第1部分,get.h以上,是我原来的解决方案,但广义与无符号整数类型的任意STL容器的工作。因此,你可以使用和测试它的32位整数或128位的整数为好。我仍然使用无符号数非常小的数字,但你可以通过为size_t以及更换。该算法是几乎没有变化,用小的校正 - 如果LO是位在容器中的总数量,我的previous的get()将访问正上方的容器的大小的项。现在,这是固定的。

The 1st part, get.h above, is my original solution, but generalized to work with any STL containers of unsigned integer types. Thus you can use and test it for 32-bit integers or 128-bit integers as well. I still use unsigned for very small numbers, but you may as well replace them by size_t. The algorithm is nearly unchanged, with a small correction - if lo was the total number of bits in the container, my previous get() would access an item just above the container size.
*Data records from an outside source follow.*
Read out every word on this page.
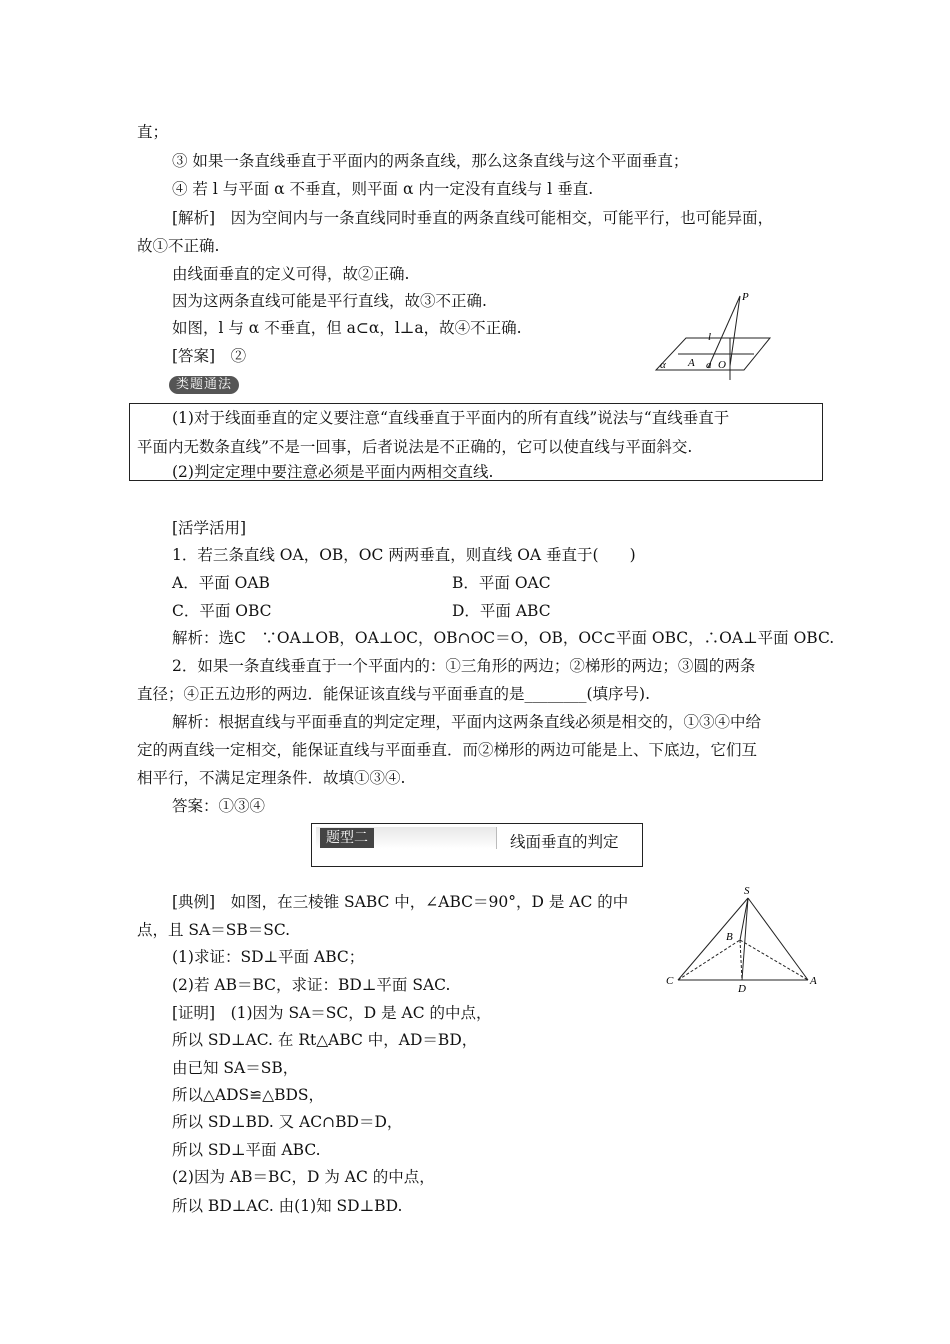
直；
③ 如果一条直线垂直于平面内的两条直线，那么这条直线与这个平面垂直；
④ 若 l 与平面 α 不垂直，则平面 α 内一定没有直线与 l 垂直.
[解析]　因为空间内与一条直线同时垂直的两条直线可能相交，可能平行，也可能异面，
故①不正确.
由线面垂直的定义可得，故②正确.
因为这两条直线可能是平行直线，故③不正确.
如图，l 与 α 不垂直，但 a⊂α，l⊥a，故④不正确.
[答案]　②
P
l
α A a O
类题通法
(1)对于线面垂直的定义要注意“直线垂直于平面内的所有直线”说法与“直线垂直于
平面内无数条直线”不是一回事，后者说法是不正确的，它可以使直线与平面斜交.
(2)判定定理中要注意必须是平面内两相交直线.
[活学活用]
1．若三条直线 OA，OB，OC 两两垂直，则直线 OA 垂直于(　　)
A．平面 OAB	B．平面 OAC
C．平面 OBC	D．平面 ABC
解析：选C　∵OA⊥OB，OA⊥OC，OB∩OC＝O，OB，OC⊂平面 OBC，∴OA⊥平面 OBC.
2．如果一条直线垂直于一个平面内的：①三角形的两边；②梯形的两边；③圆的两条
直径；④正五边形的两边．能保证该直线与平面垂直的是________(填序号).
解析：根据直线与平面垂直的判定定理，平面内这两条直线必须是相交的，①③④中给
定的两直线一定相交，能保证直线与平面垂直．而②梯形的两边可能是上、下底边，它们互
相平行，不满足定理条件．故填①③④.
答案：①③④
题型二	线面垂直的判定
[典例]　如图，在三棱锥 SABC 中，∠ABC＝90°，D 是 AC 的中
点，且 SA＝SB＝SC.
(1)求证：SD⊥平面 ABC；
(2)若 AB＝BC，求证：BD⊥平面 SAC.
[证明]　(1)因为 SA＝SC，D 是 AC 的中点，
所以 SD⊥AC. 在 Rt△ABC 中，AD＝BD，
由已知 SA＝SB，
所以△ADS≌△BDS，
所以 SD⊥BD. 又 AC∩BD＝D，
所以 SD⊥平面 ABC.
(2)因为 AB＝BC，D 为 AC 的中点，
所以 BD⊥AC. 由(1)知 SD⊥BD.
S
B
C
D
A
This is fixed now.

#include <cstddef>

using std::size_t;

// Shift right, but without being undefined behaviour if n >= 64
template < typename val_type >
val_type shiftr(val_type val, size_t n)
{
   val_type good = n < sizeof(val_type)*8;
   return good * (val >> (n * good));
}

// Shift left, but without being undefined behaviour if n >= 64
template < typename val_type >
val_type shiftl(val_type val, size_t n)
{
   val_type good = n < sizeof(val_type)*8;
   return good * (val << (n * good));
}

// Mask the word preserving only the lower n bits.
template < typename val_type >
val_type lowbits(val_type val, size_t n)
{
    val_type mask = shiftr<val_type>((val_type)(-1), sizeof(val_type)*8 - n);
    return val & mask;
}

// Struct for return values of locate()
struct range_location_t {
   size_t lindex; // The word where is located the 'begin' position
   size_t hindex; // The word where is located the 'end' position
   size_t lbegin; // The position of 'begin' into its word
   size_t llen;   // The length of the lower part of the word
   size_t hlen;   // The length of the higher part of the word
};

// Locate the one or two words that will make up the result
template < typename val_type >
range_location_t locate(size_t begin, size_t end)
{
   size_t lindex = begin / (sizeof(val_type)*8);
   size_t hindex = end / (sizeof(val_type)*8);
   size_t lbegin = begin % (sizeof(val_type)*8);
   size_t hend   = end % (sizeof(val_type)*8);

   size_t len = (end - begin) * size_t(begin <= end);
   size_t hlen = hend * (hindex > lindex);
   size_t llen = len - hlen;

   range_location_t l = { lindex, hindex, lbegin, llen, hlen };
   return l;
}

// Main function.
template < typename C >
typename C::value_type got ( C const&container, size_t begin, size_t end )
{
   typedef typename C::value_type val_type;
   range_location_t loc = locate<val_type>(begin, end);
   val_type low = lowbits<val_type>(container[loc.lindex] >> loc.lbegin, loc.llen);
   val_type high = shiftl<val_type>(lowbits<val_type>(container[loc.hindex], loc.hlen), loc.llen);
   return high | low;
}

这第二部分,got.h以上,是原来的算法问题,推广以及接受任何无符号整型任何STL容器。像get.h,这个版本没有使用,只是定义了容器类型单一的模板参数的任何定义,因此,它可以很容易地用于其他项目的大小或容器类型的测试。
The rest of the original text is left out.